Gérer ma copro

Publié le 2/10/2018

Loi ALUR et copropriété : quels changements ?

Depuis 2017, la loi pour l’accès au logement et à un urbanisme rénové (ALUR) a mis en vigueur de nouveaux points impactant les copropriétés. Cotoit décrypte pour vous ces nouvelles obligations.

Loi ALUR : identification des copropriétés

Immatriculation des copropriétés avec la loi ALUR

Chaque copropriété doit procéder à son immatriculation dans le registre national des copropriétés. Cette immatriculation vise à faciliter la connaissance de l’état des copropriétés et ainsi de prévenir l’apparition de dysfonctionnements.
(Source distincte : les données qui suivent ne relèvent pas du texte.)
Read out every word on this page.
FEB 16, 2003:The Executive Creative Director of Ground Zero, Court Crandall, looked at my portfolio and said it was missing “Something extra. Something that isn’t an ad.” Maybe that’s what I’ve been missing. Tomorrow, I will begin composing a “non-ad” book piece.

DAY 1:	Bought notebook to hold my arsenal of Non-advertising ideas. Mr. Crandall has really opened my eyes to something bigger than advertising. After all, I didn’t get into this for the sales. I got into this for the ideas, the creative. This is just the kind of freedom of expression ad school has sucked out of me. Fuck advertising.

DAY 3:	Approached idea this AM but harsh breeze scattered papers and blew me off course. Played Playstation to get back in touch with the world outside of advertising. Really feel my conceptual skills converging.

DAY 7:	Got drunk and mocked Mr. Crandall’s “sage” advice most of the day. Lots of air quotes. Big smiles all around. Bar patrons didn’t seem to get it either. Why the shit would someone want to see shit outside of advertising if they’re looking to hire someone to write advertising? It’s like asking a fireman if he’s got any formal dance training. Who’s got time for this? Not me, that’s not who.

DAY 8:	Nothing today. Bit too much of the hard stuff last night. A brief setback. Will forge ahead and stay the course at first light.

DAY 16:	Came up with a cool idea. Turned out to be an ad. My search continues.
Ces données permettront aux institutionnels comme particuliers d'accéder aux statistiques d’une copro à travers un annuaire. Attention ! Vous avez jusqu’au 31 décembre 2018 pour répondre à cette obligation.

Fiche synthétique des copropriétés

Les syndics sont dans l’obligation de réaliser avant le 31 décembre 2018 la fiche synthétique de leurs copropriétés. Elle vise à informer les copropriétaires sur le fonctionnement et l’état de l’immeuble et doit être mise à jour tous les ans. Cette fiche renseigne sur l'identité de la copro et du syndic, son organisation juridique, ses caractéristiques techniques et financières ainsi que sur ses équipements.

 

Fonds de travaux obligatoires pour les copropriétés avec la loi ALUR

Les copropriétés sont dans l'obligation de constituer une provision appelée «fonds de travaux» pour parer à d’éventuelles « catastrophes » financières lors de travaux prescrits par des lois et règlements ou lors de travaux hors budget prévisionnel décidés en assemblée générale. Cette cotisation annuelle doit être égale au minimum à 5% du budget prévisionnel. Une façon d’anticiper et de mieux supporter ces coûts imprévus.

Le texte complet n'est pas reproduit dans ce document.